UN MUNDO VIVO, ABIERTO A LO INESPERADO Por: Mario Rodríguez Ibáñez

En la cosmovisión andina ligada al mundo agrario, todo está vivo: los humanos, las estrellas, los cerros, las piedras, los ríos, las plantas, la tierra,… Todos tienen nombre, en una sola comunidad se puede encontrar, por ejemplo, 14 nombres de vientos y cada uno tiene una «forma de ser» diferente. Van Kessel cuenta, por ejemplo, que en varias zonas de la sierra sur peruana y la norte chilena, los granizos, heladas y vientos son conocidos como personas con diferentes nombres según la comunidad. Además, por ser personas vivas, todas tienen sexo, hay piedras macho y hembra, hay vientos macho y hembra, hay lluvias macho y hembra, e incluso otras sexualidades tienen su lugar, pero no son seres no sexuados, etc.

Todo es vivo y, por tanto, todo tiene que alimentarse. Incluso la enfermedad o el granizo (vistos por otros como tragedias), al ser percibidos como personas, también tienen que comer. Es conocido que las poblaciones andinas no tratan de aniquilar la enfermedad, sino que la alimentan y la «despachan» para que se vaya a otro lado. Los rituales de limpia en los que se cambia el cuerpo de la persona enferma por el de un conejo, una gallina o un cuy, nos muestran claramente que hasta la enfermedad es viva y tiene que ser alimentada como tal.

Una continuidad de esta característica puede ser observada en el carácter «cachivachero» del mundo andino. En las ciudades, la gente de procedencia andina tiende a guardarse todo y le cuesta desprenderse de cualquier «basura», porque todas las cosas tienen vida y se incorporan a los lazos familiares. En las ch’allas (rituales de inicio y bienvenida), se adornan los autos, las casas, las cosas nuevas del hogar, para que se sientan bien y no se arruinen o destrocen. Hay una suerte de relación afectiva con las cosas que se tiene, no hay sentido de desperdicio. Muchos explican esta actitud como un criterio de austeridad propio de la pobreza, pero más bien se demuestra que las culturas andinas son abiertas a dar y compartir, lo que lleva a que mucha gente les critique porque dicen que no tienen para comer, pero sí para gastar en fiestas. Es decir, la austeridad no es su forma de vida, tampoco el derroche, sino el respeto a todas las formas de vida en reciprocidad y redistribución.

En un mundo vivo, la muerte no es cesación de la vida, sino una otra manera de vivir.

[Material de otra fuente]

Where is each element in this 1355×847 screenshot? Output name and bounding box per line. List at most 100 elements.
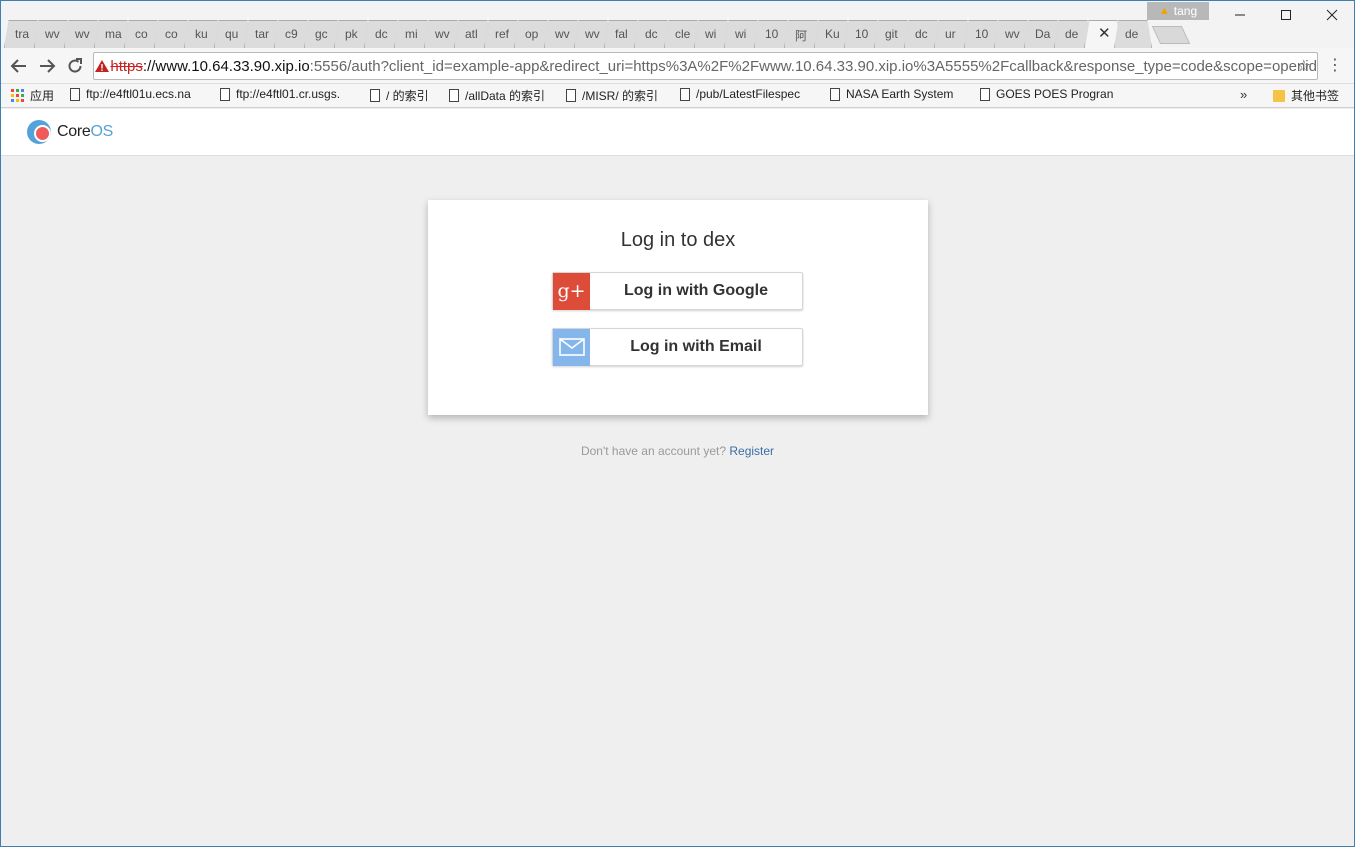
browser-tab[interactable]: atl bbox=[454, 20, 492, 48]
envelope-icon bbox=[553, 328, 590, 366]
profile-button[interactable]: ▲ tang bbox=[1147, 2, 1209, 20]
browser-tab[interactable]: ma bbox=[94, 20, 132, 48]
login-title: Log in to dex bbox=[620, 229, 736, 251]
tab-title: 阿 bbox=[795, 29, 808, 43]
browser-tab[interactable]: fal bbox=[604, 20, 642, 48]
apps-grid-icon bbox=[11, 89, 24, 102]
insecure-warning-icon[interactable] bbox=[94, 59, 110, 73]
tab-title: wv bbox=[555, 27, 570, 41]
back-arrow-icon bbox=[10, 59, 26, 73]
browser-tab[interactable]: tar bbox=[244, 20, 282, 48]
browser-tab[interactable]: tra bbox=[4, 20, 42, 48]
bookmark-item[interactable]: ftp://e4ftl01u.ecs.na bbox=[70, 87, 205, 101]
login-email-button[interactable]: Log in with Email bbox=[552, 328, 803, 366]
tab-title: c9 bbox=[285, 27, 298, 41]
tab-title: fal bbox=[615, 27, 628, 41]
bookmark-label: ftp://e4ftl01u.ecs.na bbox=[86, 87, 191, 101]
login-google-button[interactable]: g+ Log in with Google bbox=[552, 272, 803, 310]
browser-tab[interactable]: co bbox=[124, 20, 162, 48]
browser-tab[interactable]: wi bbox=[724, 20, 762, 48]
bookmark-item[interactable]: /allData 的索引 bbox=[449, 87, 554, 104]
bookmark-item[interactable]: NASA Earth System bbox=[830, 87, 965, 101]
tab-title: 10 bbox=[855, 27, 869, 41]
browser-tab[interactable]: mi bbox=[394, 20, 432, 48]
reload-button[interactable] bbox=[64, 55, 86, 77]
tab-title: qu bbox=[225, 27, 239, 41]
back-button[interactable] bbox=[8, 55, 30, 77]
tab-title: 10 bbox=[765, 27, 779, 41]
bookmark-label: / 的索引 bbox=[386, 89, 429, 103]
tab-title: wv bbox=[45, 27, 60, 41]
new-tab-button[interactable] bbox=[1151, 26, 1191, 44]
browser-tab[interactable]: 10 bbox=[754, 20, 792, 48]
bookmark-item[interactable]: ftp://e4ftl01.cr.usgs. bbox=[220, 87, 355, 101]
browser-tab[interactable]: dc bbox=[904, 20, 942, 48]
browser-tab[interactable]: ref bbox=[484, 20, 522, 48]
register-link[interactable]: Register bbox=[729, 444, 774, 458]
bookmark-apps[interactable]: 应用 bbox=[11, 87, 54, 104]
browser-tab[interactable]: Ku bbox=[814, 20, 852, 48]
coreos-logo[interactable]: CoreOS bbox=[27, 120, 113, 144]
browser-tab[interactable]: de bbox=[1114, 20, 1152, 48]
browser-tab[interactable]: pk bbox=[334, 20, 372, 48]
browser-tab[interactable]: cle bbox=[664, 20, 702, 48]
browser-tab[interactable]: op bbox=[514, 20, 552, 48]
browser-menu-icon[interactable]: ⋮ bbox=[1327, 55, 1343, 75]
other-bookmarks-folder[interactable]: 其他书签 bbox=[1273, 87, 1339, 104]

Por ello los muertos nos visitan permanentemente en los sueños, en los cruces de camino, en las fiestas de Todos Santos. En los rituales de recuerdo del año de fallecimiento, se hace que la familia doliente exprese su dolor por la pérdida, pero, al mismo tiempo, que se alegre y haga fiesta para que el alma se vaya y no se lleve otra gente. En Todos Santos se come, se bebe, se baila sobre las tumbas de los difuntos, porque ese día ellos y ellas nos visitan. «El culto de la muerte significa para el aymara la celebración de la vida nueva que surge de la muerte»[i]

«Un mundo así es necesariamente misterioso, impredicible y hasta caprichoso. Por eso es que la cultura andina trata con familiaridad y soltura a lo inesperado, a lo insólito, a lo contradictorio, sin repugnancia ni inhibición alguna»[ii].


[i] Van Kessel, Juan, «Holocausto al progreso. Los aymarás de Tarapacá», hisbol, La Paz, 1992, p. 229.

[ii] Grillo, Eduardo, «La cosmovisión andina de siempre y la cosmología occidental moderna», en «¿Desarrollo o descolonización en los Andes?», PRATEC, Lima, 1993, p. 23.